Ten percent of Transportation Security Administration (TSA) workers scheduled to work Sunday decided not to show, pleading  strained pockets as they work without pay during the partial government shutdown.

Many of the TSA employees who did not work Sunday cited “financial limitations” as the reason for their absence, according to officials, CNN reported. “Yesterday’s complete figures show that TSA experienced a national rate of 10 percent of unscheduled absences compared to a 3.1 percent rate one year ago on the same day, Jan. 20, 2018,” TSA said in a Monday statement, according to CNN.

TSA workers have been calling out sick after the shutdown has required them to work without pay, according to senior agency officials, CNN reported Jan. 4.

Officials have worried that the shortage of workers could make travel less secure and result in longer than normal queues. On the whole, however, wait times in security lines have not risen significantly, although “some airports experienced longer than usual wait times,” according to a statement from TSA.

Roughly 55,000 TSA employees are considered “essential,” allowing airports to remain up and running as they normally would when the government is not shut down. The shutdown also hasn’t affected air-traffic-control safety, according to data from U.S. aviation officials.

“We have not observed any appreciable difference in performance over the last several weeks compared to the same periods during the previous two years,” a Federal Aviation Administration spokesman said in a Monday statement, according to WSJ. (RELATED: TSA Official Threatens To Classify Workers As Awol As Shutdown ‘Sickout’ Looms)

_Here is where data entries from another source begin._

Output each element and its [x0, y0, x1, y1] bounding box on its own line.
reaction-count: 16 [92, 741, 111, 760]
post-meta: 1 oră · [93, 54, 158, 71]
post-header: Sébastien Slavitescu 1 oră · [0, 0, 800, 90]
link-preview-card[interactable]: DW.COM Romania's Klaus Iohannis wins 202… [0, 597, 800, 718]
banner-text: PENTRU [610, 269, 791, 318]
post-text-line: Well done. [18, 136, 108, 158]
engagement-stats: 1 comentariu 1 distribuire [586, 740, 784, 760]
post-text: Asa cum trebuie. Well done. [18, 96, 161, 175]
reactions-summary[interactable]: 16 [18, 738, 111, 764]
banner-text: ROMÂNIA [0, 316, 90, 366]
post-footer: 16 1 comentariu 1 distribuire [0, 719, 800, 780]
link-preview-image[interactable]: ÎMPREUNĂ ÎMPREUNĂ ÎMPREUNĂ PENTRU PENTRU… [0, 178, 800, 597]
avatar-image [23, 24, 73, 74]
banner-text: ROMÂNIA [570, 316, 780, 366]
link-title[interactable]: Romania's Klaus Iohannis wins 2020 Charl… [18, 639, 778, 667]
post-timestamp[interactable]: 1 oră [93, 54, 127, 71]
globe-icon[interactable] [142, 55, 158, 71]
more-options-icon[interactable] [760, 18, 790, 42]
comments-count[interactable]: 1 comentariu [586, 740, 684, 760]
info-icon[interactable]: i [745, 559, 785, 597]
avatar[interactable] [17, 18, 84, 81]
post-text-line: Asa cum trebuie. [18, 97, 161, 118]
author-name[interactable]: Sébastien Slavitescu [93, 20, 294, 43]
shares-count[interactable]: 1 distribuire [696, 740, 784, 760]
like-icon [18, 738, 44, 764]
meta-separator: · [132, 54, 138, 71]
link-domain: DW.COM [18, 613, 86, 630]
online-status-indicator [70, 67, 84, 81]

A Transportation Security Administration (TSA) agent screens passengers at a security checkpoint at Hartsfield-Jackson Atlanta International Airport amid the partial federal government shutdown, in Atlanta, Georgia, U.S., January 18, 2019. REUTERS/Elijah Nouvelage

From the shutdown‘s start on Dec. 22 to Jan. 4, workers calling out sick increased between 200 and 300 percent at Dallas-Fort Worth International Airport, CNN reported. Officials expect those percentages to grow as workers continue to miss paychecks during the partial-government shutdown.

The shutdown is the longest in U.S. history and centers over a battle on border wall funding. The Trump administration offered a bill over the weekend, which included a compromise to re-open government agencies that are now closed, Fox News reported. Democrats rejected the deal.

Roughly 800,000 federal employees missed their first paychecks Jan. 11.